De manière surprenante, les fourmis saines sont capables de reconnaître une infection et s’empressent de transporter le congénère infecté le plus loin possible de la colonie. En voici la raison : le champignon présent à l’intérieur de l’insecte va percer sa cuticule et former une fructification (un sporophore) permettant la dissémination des spores (l’équivalent de semences) à l’extérieur. Ces spores produites en grandes quantités sont à l’origine de nouvelles infections lorsqu’elles rencontrent un nouvel hôte.
Bien que spectaculaire, ce n’est pas la seule « manipulation comportementale » connue d’un hôte par un champignon. On peut citer des cas de contrôle du vol de mouches ou de cigales, si bien que l’insecte devient un vecteur mobile pour disséminer largement et efficacement les spores fongiques dans l’environnement. Les mécanismes moléculaires qui supportent le contrôle du comportement des fourmis commencent seulement à être percés, ils sont complexes et semblent faire intervenir un cocktail de toxines et d’enzymes.
La bonne nouvelle est que le scénario d’un saut d’hôte de l’insecte à l’homme est peu crédible, même si ce phénomène est assez fréquent chez les champignons. C’est le cas avec des organismes fongiques initialement parasites d’arthropodes qui se sont finalement spécialisés comme parasites d’autres champignons.
La principale raison est que l’expansion à un nouvel hôte concerne préférentiellement un organisme proche de l’hôte primaire. Il est clair dans notre cas que l’humain et l’insecte ne constituent pas des taxons phylogénétiques rapprochés. Il existe aussi des différences physiologiques majeures, ne serait-ce que la complexité du système immunitaire ou la température du corps, qui constituent un obstacle sans doute infranchissable pour une adaptation du champignon Ophiocordyceps. Un autre facteur favorisant des sauts d’hôte réussis concerne une zone de coexistence par des préférences d’habitat qui se chevauchent au moins partiellement. Là encore on peut estimer que les insectes et les humains ne partagent pas de façon répétée et rapprochée les mêmes micro-niches écologiques, ce qui écarte l’hypothèse d’un saut d’Ophiocordyceps à l’Homme.
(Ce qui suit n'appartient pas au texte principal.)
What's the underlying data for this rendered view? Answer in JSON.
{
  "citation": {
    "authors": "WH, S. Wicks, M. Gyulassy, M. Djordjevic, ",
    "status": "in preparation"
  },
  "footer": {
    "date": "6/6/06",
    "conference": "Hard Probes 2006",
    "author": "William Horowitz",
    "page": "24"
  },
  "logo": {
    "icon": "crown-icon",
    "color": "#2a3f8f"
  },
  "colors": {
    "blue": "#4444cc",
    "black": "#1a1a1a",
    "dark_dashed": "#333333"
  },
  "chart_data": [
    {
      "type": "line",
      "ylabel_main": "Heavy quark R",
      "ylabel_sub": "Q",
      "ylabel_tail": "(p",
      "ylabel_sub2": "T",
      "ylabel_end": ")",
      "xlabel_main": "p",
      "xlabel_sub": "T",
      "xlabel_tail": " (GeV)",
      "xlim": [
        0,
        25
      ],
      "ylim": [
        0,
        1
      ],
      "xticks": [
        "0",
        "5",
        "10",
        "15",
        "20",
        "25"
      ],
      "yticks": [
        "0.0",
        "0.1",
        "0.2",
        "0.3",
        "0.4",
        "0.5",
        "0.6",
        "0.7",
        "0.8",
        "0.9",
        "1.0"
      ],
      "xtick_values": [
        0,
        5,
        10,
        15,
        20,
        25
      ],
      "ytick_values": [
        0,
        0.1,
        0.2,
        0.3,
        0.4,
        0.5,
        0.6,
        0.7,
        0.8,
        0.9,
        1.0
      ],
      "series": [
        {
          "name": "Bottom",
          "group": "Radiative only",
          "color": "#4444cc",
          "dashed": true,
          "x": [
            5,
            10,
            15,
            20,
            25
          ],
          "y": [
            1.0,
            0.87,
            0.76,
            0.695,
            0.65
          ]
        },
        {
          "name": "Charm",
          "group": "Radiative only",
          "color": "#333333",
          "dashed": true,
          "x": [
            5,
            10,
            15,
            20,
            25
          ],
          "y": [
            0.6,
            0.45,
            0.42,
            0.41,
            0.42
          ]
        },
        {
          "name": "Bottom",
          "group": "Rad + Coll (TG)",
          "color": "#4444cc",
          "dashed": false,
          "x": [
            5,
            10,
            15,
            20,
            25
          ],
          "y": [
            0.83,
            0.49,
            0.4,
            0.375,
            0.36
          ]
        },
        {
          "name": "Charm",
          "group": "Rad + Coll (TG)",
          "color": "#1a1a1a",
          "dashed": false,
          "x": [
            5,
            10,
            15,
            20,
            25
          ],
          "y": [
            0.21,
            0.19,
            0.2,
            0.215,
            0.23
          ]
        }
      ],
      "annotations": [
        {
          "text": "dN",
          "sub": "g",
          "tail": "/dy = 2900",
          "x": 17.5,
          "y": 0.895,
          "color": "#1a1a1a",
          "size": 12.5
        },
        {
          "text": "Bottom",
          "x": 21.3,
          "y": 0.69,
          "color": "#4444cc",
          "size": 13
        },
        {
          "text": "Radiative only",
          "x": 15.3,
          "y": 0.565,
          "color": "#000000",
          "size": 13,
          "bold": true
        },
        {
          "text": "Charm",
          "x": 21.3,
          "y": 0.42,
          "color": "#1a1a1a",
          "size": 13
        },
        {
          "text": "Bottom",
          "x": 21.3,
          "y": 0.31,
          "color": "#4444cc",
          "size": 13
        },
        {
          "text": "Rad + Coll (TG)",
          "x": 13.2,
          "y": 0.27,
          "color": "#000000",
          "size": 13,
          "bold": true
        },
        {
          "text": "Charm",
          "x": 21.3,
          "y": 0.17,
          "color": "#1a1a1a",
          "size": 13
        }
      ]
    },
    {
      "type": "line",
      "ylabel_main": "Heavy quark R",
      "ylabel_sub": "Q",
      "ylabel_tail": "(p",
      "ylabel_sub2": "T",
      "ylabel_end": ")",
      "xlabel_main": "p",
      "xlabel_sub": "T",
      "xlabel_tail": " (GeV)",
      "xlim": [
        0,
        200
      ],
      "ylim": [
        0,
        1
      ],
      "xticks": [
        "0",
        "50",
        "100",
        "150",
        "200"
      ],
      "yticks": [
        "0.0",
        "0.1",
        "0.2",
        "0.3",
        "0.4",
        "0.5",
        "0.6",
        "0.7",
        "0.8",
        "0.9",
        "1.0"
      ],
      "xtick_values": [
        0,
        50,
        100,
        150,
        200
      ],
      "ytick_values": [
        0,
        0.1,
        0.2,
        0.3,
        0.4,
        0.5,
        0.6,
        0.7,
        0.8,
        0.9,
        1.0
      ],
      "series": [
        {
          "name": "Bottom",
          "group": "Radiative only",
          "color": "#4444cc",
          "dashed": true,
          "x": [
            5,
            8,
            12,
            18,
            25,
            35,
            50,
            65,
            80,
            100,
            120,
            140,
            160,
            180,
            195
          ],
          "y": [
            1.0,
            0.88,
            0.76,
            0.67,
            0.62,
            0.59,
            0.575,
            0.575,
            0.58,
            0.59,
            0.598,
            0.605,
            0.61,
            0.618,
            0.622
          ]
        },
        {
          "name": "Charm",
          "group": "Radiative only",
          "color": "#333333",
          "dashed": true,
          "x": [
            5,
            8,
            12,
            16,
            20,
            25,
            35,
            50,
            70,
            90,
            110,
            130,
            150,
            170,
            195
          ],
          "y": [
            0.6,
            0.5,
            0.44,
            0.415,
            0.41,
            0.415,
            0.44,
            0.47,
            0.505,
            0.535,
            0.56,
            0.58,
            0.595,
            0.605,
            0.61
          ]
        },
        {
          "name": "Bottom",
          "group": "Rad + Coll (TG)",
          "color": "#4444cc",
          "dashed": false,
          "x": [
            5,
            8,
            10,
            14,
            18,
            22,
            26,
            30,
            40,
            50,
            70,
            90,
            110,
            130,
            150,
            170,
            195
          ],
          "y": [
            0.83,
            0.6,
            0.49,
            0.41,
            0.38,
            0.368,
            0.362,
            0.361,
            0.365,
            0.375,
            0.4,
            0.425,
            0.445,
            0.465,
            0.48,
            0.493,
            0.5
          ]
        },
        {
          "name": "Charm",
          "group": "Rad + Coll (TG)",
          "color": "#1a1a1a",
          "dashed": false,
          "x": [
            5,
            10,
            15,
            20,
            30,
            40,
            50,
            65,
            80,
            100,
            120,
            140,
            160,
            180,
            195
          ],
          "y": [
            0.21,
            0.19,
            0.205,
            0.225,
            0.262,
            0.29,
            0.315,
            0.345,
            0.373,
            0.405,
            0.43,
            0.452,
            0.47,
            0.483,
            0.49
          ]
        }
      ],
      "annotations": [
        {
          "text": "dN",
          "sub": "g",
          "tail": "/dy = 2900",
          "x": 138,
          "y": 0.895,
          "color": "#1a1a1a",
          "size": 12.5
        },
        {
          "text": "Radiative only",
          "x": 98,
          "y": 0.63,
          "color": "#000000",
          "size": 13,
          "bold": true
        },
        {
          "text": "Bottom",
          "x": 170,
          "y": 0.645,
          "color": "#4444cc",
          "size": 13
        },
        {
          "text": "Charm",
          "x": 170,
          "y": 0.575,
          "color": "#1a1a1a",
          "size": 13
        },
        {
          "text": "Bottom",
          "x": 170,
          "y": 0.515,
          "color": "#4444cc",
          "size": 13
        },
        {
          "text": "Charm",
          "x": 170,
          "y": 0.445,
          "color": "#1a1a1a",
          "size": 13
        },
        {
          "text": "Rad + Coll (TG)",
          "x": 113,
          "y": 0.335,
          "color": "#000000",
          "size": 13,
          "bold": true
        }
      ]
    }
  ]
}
Une fois écartée la menace imminente de la zombification massive, il n’en demeure pas moins que les infections fongiques ont été identifiées par les scientifiques comme un danger de plus en plus préoccupant. Lors des dernières décennies, un nombre croissant de maladies infectieuses d’origine fongique a été recensé que ce soit chez les animaux ou chez les plantes cultivées et sauvages.
L’inquiétude est telle que Sarah Gurr, pathologiste végétal à l’Université d’Oxford, a co-signé un commentaire dans la revue Nature en 2023 qui fait figure d’avertissement. Elle met en garde contre l’impact « dévastateur » que les maladies fongiques des cultures auront sur l’approvisionnement alimentaire mondial si les agences du monde entier ne s’unissent pas pour trouver de nouveaux moyens de combattre l’infection. À l’échelle de la planète, les pertes provoquées par des infections fongiques sont estimées chaque année entre 10 et 23 % des récoltes, malgré l’utilisation généralisée d’antifongiques. Pour cinq cultures fournissant des apports caloriques conséquents, à savoir le riz, le blé, le maïs, le soja et les pommes de terre, les infections provoquent des pertes qui équivalent à une quantité de nourriture suffisante pour fournir 2 000 calories par jour de quelque 600 millions à 4 milliards de personnes pendant un an. La sécurité alimentaire s’apprête donc à faire face à des défis sans précédent car l’augmentation de la population se traduit par une hausse de la demande.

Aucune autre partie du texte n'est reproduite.